Foram mais de 20 anos de duelo esportivo; agora Cristiano Ronaldo e Lionel Messi também dividem, como únicos representantes do futebol, o seleto clube dos bilionários esportistas. A disputa que começou com dribles, gols e prêmios individuais hoje inclui jatos particulares, mansões cinematográficas, iates de luxo e uma maneira própria de transformar fama em fortuna.
Os dois se tornaram o centro da conversa sobre futebol neste século. Enquanto um empilhava recordes em Madrid, Turim ou Manchester, o outro respondia na mesma moeda em Barcelona, Paris e depois em Miami. De tanto ocuparem o topo, acabaram criando algo maior que a rivalidade: construíram impérios pessoais que seguem crescendo mesmo com a carreira perto do fim.
Como a rivalidade virou plataforma para o bilhão?
Anos a fio, qualquer discussão séria sobre melhor jogador do mundo terminava em dois nomes: Cristiano Ronaldo e Messi. Cada temporada trazia novas marcas, mais títulos e uma repetição constante de protagonismo em Champions, ligas nacionais e Copas. Essa sequência não só alimentou debates de bar e redes sociais, como também concentrou audiência global em torno deles.
Com essa exposição, tudo ao redor dos dois ganhou outra escala: contratos, campanhas, bônus e oportunidades comerciais. A partir daí, cada um adotou uma estratégia própria para lidar com esse volume de dinheiro. O português tratou a si mesmo como uma engrenagem de marketing em tempo integral, Messi preferiu o caminho do patrimônio, direcionando boa parte da riqueza para ativos mais discretos e duradouros.
Cristiano Ronaldo bilionário: jatinho, “palácio” em Cascais e uma garagem de outro planeta
No caso do português, o império fora de campo salta aos olhos. O jatinho particular, avaliado em mais de R$ 300 milhões, virou peça central dessa imagem. O Gulfstream faz a ponte entre Arábia Saudita e Europa, leva família, equipe e rotina inteira em um ambiente tratado quase como um lar itinerante, com conforto pensado para viagens constantes e agenda cheia.
Em Portugal, a mansão em Cascais reforça esse de alto padrão. Avaliada em cerca de R$ 215 milhões, a propriedade soma aproximadamente 900 m², spa, ginásio, sala de massagem, cinema, garagem ampla e acesso a praia privativa. O conjunto lembra um hotel exclusivo, com localização em uma das áreas mais valorizadas próximas a Lisboa e rótulo de “palácio moderno”.
A coleção de alguns dos itens mais caros fecha com os carros de Cristiano fecha o pacote de ostentação. O acervo passa da casa dos R$ 150 milhões, tendo o Bugatti Centodieci como estrela, na faixa de R$ 54 milhões.
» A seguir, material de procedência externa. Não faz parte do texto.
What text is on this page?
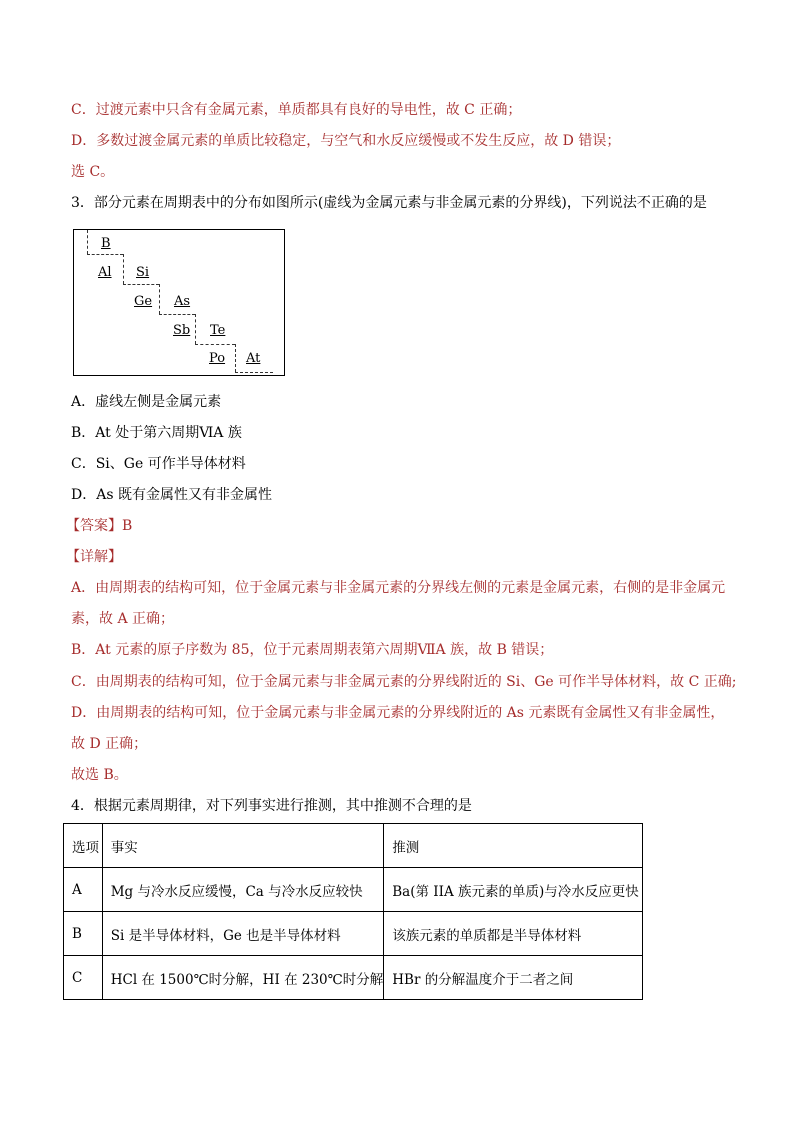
C．过渡元素中只含有金属元素，单质都具有良好的导电性，故 C 正确；
D．多数过渡金属元素的单质比较稳定，与空气和水反应缓慢或不发生反应，故 D 错误；
选 C。
3．部分元素在周期表中的分布如图所示(虚线为金属元素与非金属元素的分界线)，下列说法不正确的是
B
Al Si
Ge As
Sb Te
Po At
A．虚线左侧是金属元素
B．At 处于第六周期ⅥA 族
C．Si、Ge 可作半导体材料
D．As 既有金属性又有非金属性
【答案】B
【详解】
A．由周期表的结构可知，位于金属元素与非金属元素的分界线左侧的元素是金属元素，右侧的是非金属元
素，故 A 正确；
B．At 元素的原子序数为 85，位于元素周期表第六周期ⅦA 族，故 B 错误；
C．由周期表的结构可知，位于金属元素与非金属元素的分界线附近的 Si、Ge 可作半导体材料，故 C 正确;
D．由周期表的结构可知，位于金属元素与非金属元素的分界线附近的 As 元素既有金属性又有非金属性，
故 D 正确；
故选 B。
4．根据元素周期律，对下列事实进行推测，其中推测不合理的是
选项	事实	推测
A	Mg 与冷水反应缓慢，Ca 与冷水反应较快	Ba(第 IIA 族元素的单质)与冷水反应更快
B	Si 是半导体材料，Ge 也是半导体材料	该族元素的单质都是半导体材料
C	HCl 在 1500℃时分解，HI 在 230℃时分解	HBr 的分解温度介于二者之间
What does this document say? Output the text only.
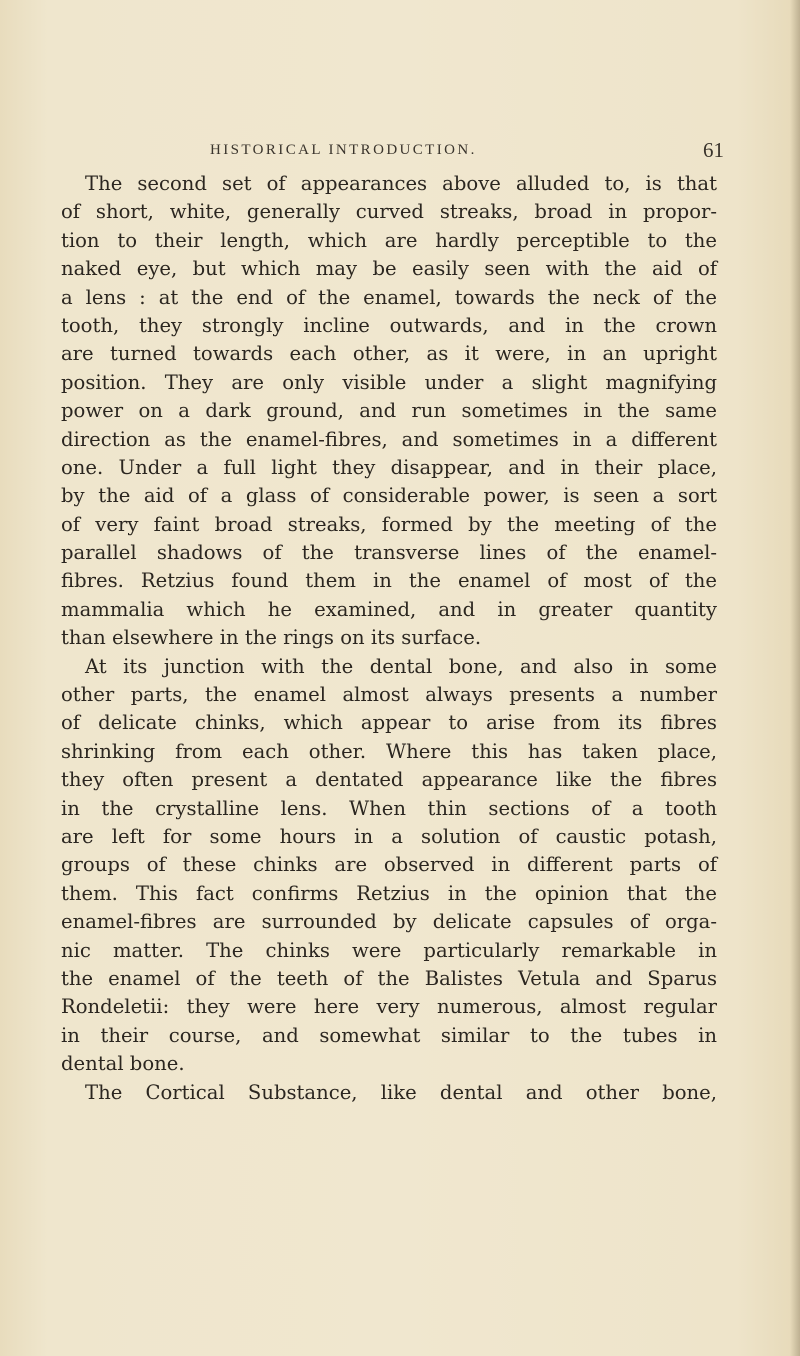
HISTORICAL INTRODUCTION.	61
The second set of appearances above alluded to, is that
of short, white, generally curved streaks, broad in propor-
tion to their length, which are hardly perceptible to the
naked eye, but which may be easily seen with the aid of
a lens : at the end of the enamel, towards the neck of the
tooth, they strongly incline outwards, and in the crown
are turned towards each other, as it were, in an upright
position. They are only visible under a slight magnifying
power on a dark ground, and run sometimes in the same
direction as the enamel-fibres, and sometimes in a different
one. Under a full light they disappear, and in their place,
by the aid of a glass of considerable power, is seen a sort
of very faint broad streaks, formed by the meeting of the
parallel shadows of the transverse lines of the enamel-
fibres. Retzius found them in the enamel of most of the
mammalia which he examined, and in greater quantity
than elsewhere in the rings on its surface.
At its junction with the dental bone, and also in some
other parts, the enamel almost always presents a number
of delicate chinks, which appear to arise from its fibres
shrinking from each other. Where this has taken place,
they often present a dentated appearance like the fibres
in the crystalline lens. When thin sections of a tooth
are left for some hours in a solution of caustic potash,
groups of these chinks are observed in different parts of
them. This fact confirms Retzius in the opinion that the
enamel-fibres are surrounded by delicate capsules of orga-
nic matter. The chinks were particularly remarkable in
the enamel of the teeth of the Balistes Vetula and Sparus
Rondeletii: they were here very numerous, almost regular
in their course, and somewhat similar to the tubes in
dental bone.
The Cortical Substance, like dental and other bone,
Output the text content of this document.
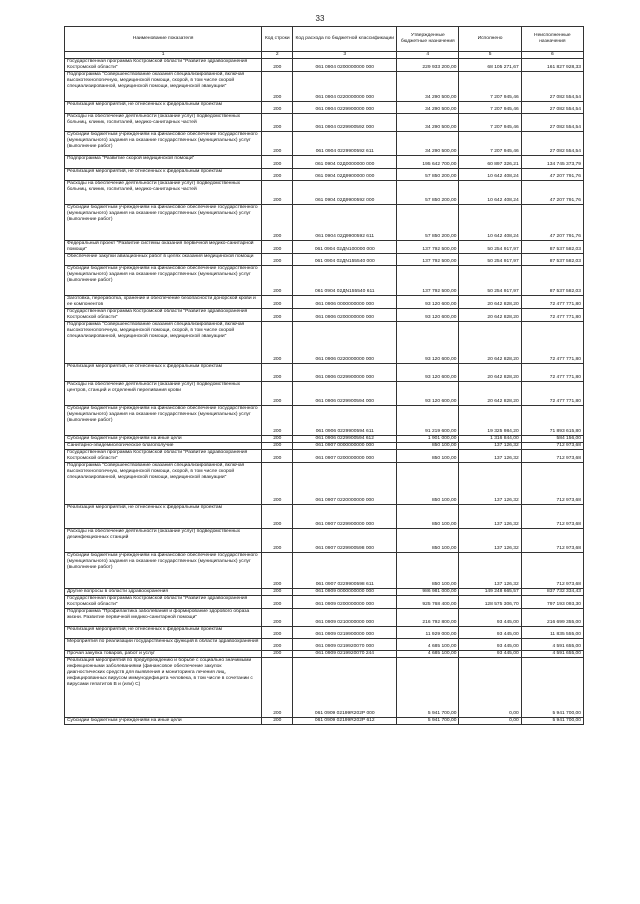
33
Наименование показателя	Код строки	Код расхода по бюджетной классификации	Утвержденные бюджетные назначения	Исполнено	Неисполненные назначения
1	2	3	4	5	6
Государственная программа Костромской области "Развитие здравоохранения Костромской области"	200	061 0904 0200000000 000	229 933 200,00	68 105 271,67	161 827 928,33
Подпрограмма "Совершенствование оказания специализированной, включая высокотехнологичную, медицинской помощи, скорой, в том числе скорой специализированной, медицинской помощи, медицинской эвакуации"	200	061 0904 0220000000 000	34 290 500,00	7 207 945,46	27 082 554,54
Реализация мероприятий, не отнесенных к федеральным проектам	200	061 0904 0229900000 000	34 290 500,00	7 207 945,46	27 082 554,54
Расходы на обеспечение деятельности (оказание услуг) подведомственных больниц, клиник, госпиталей, медико-санитарных частей	200	061 0904 0229900592 000	34 290 500,00	7 207 945,46	27 082 554,54
Субсидии бюджетным учреждениям на финансовое обеспечение государственного (муниципального) задания на оказание государственных (муниципальных) услуг (выполнение работ)	200	061 0904 0229900592 611	34 290 500,00	7 207 945,46	27 082 554,54
Подпрограмма "Развитие скорой медицинской помощи"	200	061 0904 02Д0000000 000	195 642 700,00	60 897 326,21	134 745 373,79
Реализация мероприятий, не отнесенных к федеральным проектам	200	061 0904 02Д9900000 000	57 850 200,00	10 642 408,24	47 207 791,76
Расходы на обеспечение деятельности (оказание услуг) подведомственных больниц, клиник, госпиталей, медико-санитарных частей	200	061 0904 02Д9900592 000	57 850 200,00	10 642 408,24	47 207 791,76
Субсидии бюджетным учреждениям на финансовое обеспечение государственного (муниципального) задания на оказание государственных (муниципальных) услуг (выполнение работ)	200	061 0904 02Д9900592 611	57 850 200,00	10 642 408,24	47 207 791,76
Федеральный проект "Развитие системы оказания первичной медико-санитарной помощи"	200	061 0904 02ДN100000 000	137 792 500,00	50 254 917,97	87 537 582,03
Обеспечение закупки авиационных работ в целях оказания медицинской помощи	200	061 0904 02ДN155540 000	137 792 500,00	50 254 917,97	87 537 582,03
Субсидии бюджетным учреждениям на финансовое обеспечение государственного (муниципального) задания на оказание государственных (муниципальных) услуг (выполнение работ)	200	061 0904 02ДN155540 611	137 792 500,00	50 254 917,97	87 537 582,03
Заготовка, переработка, хранение и обеспечение безопасности донорской крови и ее компонентов	200	061 0906 0000000000 000	93 120 600,00	20 642 828,20	72 477 771,80
Государственная программа Костромской области "Развитие здравоохранения Костромской области"	200	061 0906 0200000000 000	93 120 600,00	20 642 828,20	72 477 771,80
Подпрограмма "Совершенствование оказания специализированной, включая высокотехнологичную, медицинской помощи, скорой, в том числе скорой специализированной, медицинской помощи, медицинской эвакуации"	200	061 0906 0220000000 000	93 120 600,00	20 642 828,20	72 477 771,80
Реализация мероприятий, не отнесенных к федеральным проектам	200	061 0906 0229900000 000	93 120 600,00	20 642 828,20	72 477 771,80
Расходы на обеспечение деятельности (оказание услуг) подведомственных центров, станций и отделений переливания крови	200	061 0906 0229900594 000	93 120 600,00	20 642 828,20	72 477 771,80
Субсидии бюджетным учреждениям на финансовое обеспечение государственного (муниципального) задания на оказание государственных (муниципальных) услуг (выполнение работ)	200	061 0906 0229900594 611	91 219 600,00	19 325 984,20	71 893 615,80
Субсидии бюджетным учреждениям на иные цели	200	061 0906 0229900594 612	1 901 000,00	1 316 844,00	584 156,00
Санитарно-эпидемиологическое благополучие	200	061 0907 0000000000 000	850 100,00	137 126,32	712 973,68
Государственная программа Костромской области "Развитие здравоохранения Костромской области"	200	061 0907 0200000000 000	850 100,00	137 126,32	712 973,68
Подпрограмма "Совершенствование оказания специализированной, включая высокотехнологичную, медицинской помощи, скорой, в том числе скорой специализированной, медицинской помощи, медицинской эвакуации"	200	061 0907 0220000000 000	850 100,00	137 126,32	712 973,68
Реализация мероприятий, не отнесенных к федеральным проектам	200	061 0907 0229900000 000	850 100,00	137 126,32	712 973,68
Расходы на обеспечение деятельности (оказание услуг) подведомственных дезинфекционных станций	200	061 0907 0229900598 000	850 100,00	137 126,32	712 973,68
Субсидии бюджетным учреждениям на финансовое обеспечение государственного (муниципального) задания на оказание государственных (муниципальных) услуг (выполнение работ)	200	061 0907 0229900598 611	850 100,00	137 126,32	712 973,68
Другие вопросы в области здравоохранения	200	061 0909 0000000000 000	986 981 000,00	149 248 665,57	837 732 334,43
Государственная программа Костромской области "Развитие здравоохранения Костромской области"	200	061 0909 0200000000 000	925 768 400,00	128 575 306,70	797 193 093,30
Подпрограмма "Профилактика заболеваний и формирование здорового образа жизни. Развитие первичной медико-санитарной помощи"	200	061 0909 0210000000 000	216 792 800,00	93 445,00	216 699 355,00
Реализация мероприятий, не отнесенных к федеральным проектам	200	061 0909 0219900000 000	11 929 000,00	93 445,00	11 835 555,00
Мероприятия по реализации государственных функций в области здравоохранения	200	061 0909 0219920070 000	4 685 100,00	93 445,00	4 591 655,00
Прочая закупка товаров, работ и услуг	200	061 0909 0219920070 244	4 685 100,00	93 445,00	4 591 655,00
Реализация мероприятий по предупреждению и борьбе с социально значимыми инфекционными заболеваниями (финансовое обеспечение закупок диагностических средств для выявления и мониторинга лечения лиц, инфицированных вирусом иммунодефицита человека, в том числе в сочетании с вирусами гепатитов В и (или) С)	200	061 0909 02199R202P 000	5 941 700,00	0,00	5 941 700,00
Субсидии бюджетным учреждениям на иные цели	200	061 0909 02199R202P 612	5 941 700,00	0,00	5 941 700,00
Messi bilionário: imóveis, Miami e um patrimônio montado em silêncio
O argentino também alcançou o status de bilionário, mas com foco bem maior em ativos de longo prazo do que em exposição de consumo. Em Barcelona, um dos movimentos mais emblemáticos foi a compra de um imóvel por meio do Edificio Rostower, por cerca de 11,5 milhões de euros.
Nos Estados Unidos, a mansão em Fort Lauderdale, região de Miami, virou símbolo do novo capítulo da vida de Messi. A casa tem por volta de 930 m² de área construída, piscina, vista aberta para o mar e píer para iate. O imóvel funciona como vitrine de status e, ao mesmo tempo, como peça estratégica de um portfólio montado em uma zona de grande valorização.
O argentino ainda navega a bordo de um iate Azimut Grande, avaliado em aproximadamente 27 milhões de dólares. O modelo italiano carrega um perfil ligado a conforto, acabamento sofisticado e navegação elegante, sem tanto barulho em torno da ostentação.
A Copa de 2026 como ponto final
Enquanto o patrimônio cresce, o tempo em campo encurta. A Copa do Mundo de 2026 tende a funcionar como último grande palco global para Cristiano Ronaldo e Messi com suas seleções. Depois de duas décadas dominando a cena, os dois se aproximam de um Mundial com clima de despedida e com o peso de tudo o que representam para o jogo e para o negócio do futebol.
Messi chega ao torneio carregando o título de 2022 com a Argentina. A seleção estreia em 16 de junho de 2026, contra a Arábia Saudita, às 22h (de Brasília). Já Portugal vai a campo um dia depois, dia 17, às 14h de Brasília, diante da República Democrática do Congo.